Mein Zimmerkollege erzählte mir neulich von seinem Projekt, das er seit einem halben Jahr an einer Strafvollzugsanstalt durchführt. Die Studenten und er kümmern sich aus sozialpädagogischer Perspektive um Strafgefangene, die über sechzig Jahre alt sind und keine Aussicht mehr darauf haben, noch lebend aus dem Vollzug entlassen zu werden. Im Kontext der geplanten Weihnachtsfeier für diese Menschen kam es zu einem Mailwechsel mit einem der Sozialarbeiter JVA. Dieser hatte gerade ein Jahr zuvor bei meinem Kollegen eine Abschlussarbeit geschrieben, die sich kritisch mit dem System von „Überwachen und Strafe“ befasst hatte. Der Kollege schätzte den Absolventen unserer Fakultät nicht nur wegen dieser guten Arbeit, sondern auch wegen seiner Fähigkeit zur Reflexion, die er in den Diskussionen des Unterrichts immer wieder bewiesen habe.
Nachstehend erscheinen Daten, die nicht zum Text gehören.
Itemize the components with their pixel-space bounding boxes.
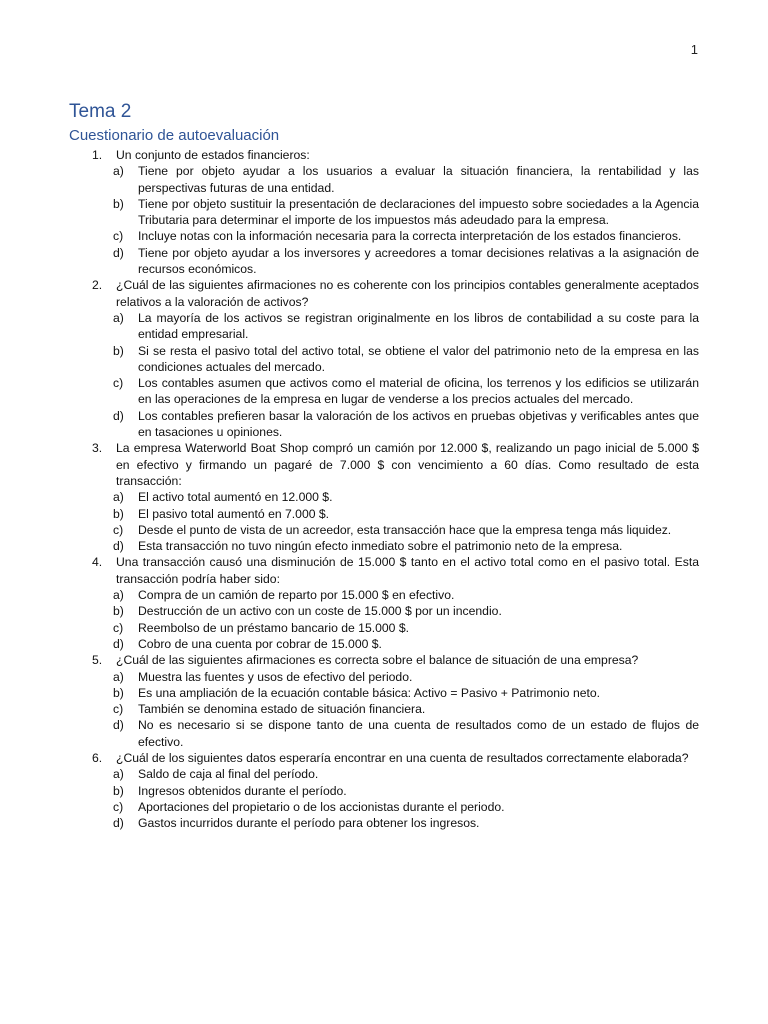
answer-option bbox=[69, 717, 699, 750]
question-text: Un conjunto de estados financieros: bbox=[116, 148, 310, 162]
option-letter: a) bbox=[113, 767, 124, 782]
answer-option bbox=[69, 245, 699, 278]
answer-option bbox=[69, 506, 699, 522]
question-row bbox=[69, 277, 699, 310]
answer-option bbox=[69, 522, 699, 538]
answer-option bbox=[69, 766, 699, 782]
question-number: 6. bbox=[92, 750, 103, 765]
answer-option bbox=[69, 375, 699, 408]
option-letter: a) bbox=[113, 164, 124, 179]
question-row bbox=[69, 554, 699, 587]
option-text: Los contables prefieren basar la valoración de los activos en pruebas objetivas y verificables antes que en tasaciones u opiniones. bbox=[138, 408, 699, 440]
option-letter: a) bbox=[113, 669, 124, 684]
option-letter: c) bbox=[113, 376, 124, 391]
option-text: El activo total aumentó en 12.000 $. bbox=[138, 490, 333, 505]
question-item bbox=[69, 277, 699, 440]
option-text: Cobro de una cuenta por cobrar de 15.000 $. bbox=[138, 636, 382, 651]
page-number: 1 bbox=[690, 42, 698, 57]
option-text: Los contables asumen que activos como el material de oficina, los terrenos y los edificios se utilizarán en las operaciones de la empresa en lugar de venderse a los precios actuales del mercado. bbox=[138, 376, 699, 407]
option-letter: b) bbox=[113, 196, 124, 211]
option-text: Ingresos obtenidos durante el período. bbox=[138, 783, 347, 798]
question-number: 3. bbox=[92, 441, 103, 456]
option-text: La mayoría de los activos se registran originalmente en los libros de contabilidad a su coste para la entidad empresarial. bbox=[138, 310, 699, 342]
question-text: ¿Cuál de las siguientes afirmaciones no es coherente con los principios contables generalmente aceptados relativos a la valoración de activos? bbox=[116, 278, 699, 309]
option-text: Muestra las fuentes y usos de efectivo del periodo. bbox=[138, 669, 413, 684]
answer-option bbox=[69, 783, 699, 799]
option-text: El pasivo total aumentó en 7.000 $. bbox=[138, 506, 330, 521]
answer-option bbox=[69, 228, 699, 244]
option-letter: d) bbox=[113, 816, 124, 831]
option-letter: a) bbox=[113, 588, 124, 603]
option-text: No es necesario si se dispone tanto de una cuenta de resultados como de un estado de flujos de efectivo. bbox=[138, 718, 699, 749]
question-item bbox=[69, 440, 699, 554]
answer-option bbox=[69, 489, 699, 505]
option-letter: b) bbox=[113, 604, 124, 619]
question-number: 2. bbox=[92, 278, 103, 293]
section-subtitle: Cuestionario de autoevaluación bbox=[69, 127, 280, 144]
option-letter: c) bbox=[113, 620, 124, 635]
answer-option bbox=[69, 163, 699, 196]
option-letter: c) bbox=[113, 702, 124, 717]
answer-option bbox=[69, 603, 699, 619]
question-item bbox=[69, 147, 699, 277]
option-text: Destrucción de un activo con un coste de 15.000 $ por un incendio. bbox=[138, 604, 502, 619]
option-text: Desde el punto de vista de un acreedor, esta transacción hace que la empresa tenga más liquidez. bbox=[138, 522, 672, 537]
answer-option bbox=[69, 196, 699, 229]
answer-option bbox=[69, 343, 699, 376]
option-letter: d) bbox=[113, 408, 124, 423]
question-text: La empresa Waterworld Boat Shop compró un camión por 12.000 $, realizando un pago inicial de 5.000 $ en efectivo y firmando un pagaré de 7.000 $ con vencimiento a 60 días. Como resultado de esta transacción: bbox=[116, 441, 699, 488]
answer-option bbox=[69, 685, 699, 701]
option-letter: b) bbox=[113, 506, 124, 521]
option-letter: a) bbox=[113, 310, 124, 325]
option-text: Reembolso de un préstamo bancario de 15.000 $. bbox=[138, 620, 410, 635]
option-letter: c) bbox=[113, 229, 124, 244]
option-text: También se denomina estado de situación financiera. bbox=[138, 702, 426, 717]
option-text: Esta transacción no tuvo ningún efecto inmediato sobre el patrimonio neto de la empresa. bbox=[138, 539, 623, 554]
answer-option bbox=[69, 538, 699, 554]
option-letter: d) bbox=[113, 718, 124, 733]
option-letter: d) bbox=[113, 245, 124, 260]
option-letter: b) bbox=[113, 783, 124, 798]
answer-option bbox=[69, 408, 699, 441]
option-letter: d) bbox=[113, 539, 124, 554]
answer-option bbox=[69, 669, 699, 685]
question-number: 1. bbox=[92, 148, 103, 162]
option-text: Aportaciones del propietario o de los accionistas durante el periodo. bbox=[138, 799, 505, 814]
answer-option bbox=[69, 620, 699, 636]
option-text: Incluye notas con la información necesaria para la correcta interpretación de los estados financieros. bbox=[138, 229, 682, 244]
option-text: Tiene por objeto ayudar a los inversores y acreedores a tomar decisiones relativas a la asignación de recursos económicos. bbox=[138, 245, 699, 277]
option-letter: a) bbox=[113, 490, 124, 505]
option-text: Saldo de caja al final del período. bbox=[138, 767, 319, 782]
question-number: 4. bbox=[92, 555, 103, 570]
question-row bbox=[69, 750, 699, 766]
answer-option bbox=[69, 636, 699, 652]
answer-option bbox=[69, 587, 699, 603]
answer-option bbox=[69, 701, 699, 717]
question-item bbox=[69, 652, 699, 750]
option-text: Tiene por objeto ayudar a los usuarios a evaluar la situación financiera, la rentabilidad y las perspectivas futuras de una entidad. bbox=[138, 164, 699, 195]
question-number: 5. bbox=[92, 653, 103, 668]
answer-option bbox=[69, 815, 699, 831]
question-row bbox=[69, 440, 699, 489]
option-text: Si se resta el pasivo total del activo total, se obtiene el valor del patrimonio neto de la empresa en las condiciones actuales del mercado. bbox=[138, 343, 699, 374]
option-text: Gastos incurridos durante el período para obtener los ingresos. bbox=[138, 816, 480, 831]
answer-option bbox=[69, 310, 699, 343]
option-text: Compra de un camión de reparto por 15.000 $ en efectivo. bbox=[138, 588, 455, 603]
question-text: ¿Cuál de los siguientes datos esperaría encontrar en una cuenta de resultados correctamente elaborada? bbox=[116, 750, 689, 765]
question-row bbox=[69, 652, 699, 668]
page-title: Tema 2 bbox=[69, 101, 132, 122]
question-item bbox=[69, 750, 699, 831]
questionnaire bbox=[69, 147, 699, 831]
question-text: ¿Cuál de las siguientes afirmaciones es correcta sobre el balance de situación de una empresa? bbox=[116, 653, 639, 668]
question-text: Una transacción causó una disminución de 15.000 $ tanto en el activo total como en el pasivo total. Esta transacción podría haber sido: bbox=[116, 555, 699, 586]
option-text: Tiene por objeto sustituir la presentación de declaraciones del impuesto sobre sociedades a la Agencia Tributaria para determinar el importe de los impuestos más adeudado para la empresa. bbox=[138, 196, 699, 228]
option-letter: b) bbox=[113, 343, 124, 358]
question-row bbox=[69, 147, 699, 163]
option-letter: b) bbox=[113, 685, 124, 700]
answer-option bbox=[69, 799, 699, 815]
option-letter: c) bbox=[113, 522, 124, 537]
question-item bbox=[69, 554, 699, 652]
option-text: Es una ampliación de la ecuación contable básica: Activo = Pasivo + Patrimonio neto. bbox=[138, 685, 601, 700]
option-letter: c) bbox=[113, 799, 124, 814]
option-letter: d) bbox=[113, 636, 124, 651]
Von diesem Sozialarbeiter erhielt der Kollege nun eine Mail, die sich auf die genannte Weihnachtsfeier bezog. Sinngemäß schrieb jener, dass er Bedenken wegen des sozialpädagogischen Werts des geplanten Kaffees und Kuchens habe. Denn, so belehrte er meinen Kollegen, die Insassen kämen doch primär wegen des guten Kaffees und der selbst gebackenen Plätzchen von draußen und nicht wegen des professionellen Anliegens des Projekts, ihre aussichtslose Lebenslage sozialpädagogisch abzumildern und wenigstens das hoffnungslose Grau dieser existentiellen Grauzone etwas aufzuhellen.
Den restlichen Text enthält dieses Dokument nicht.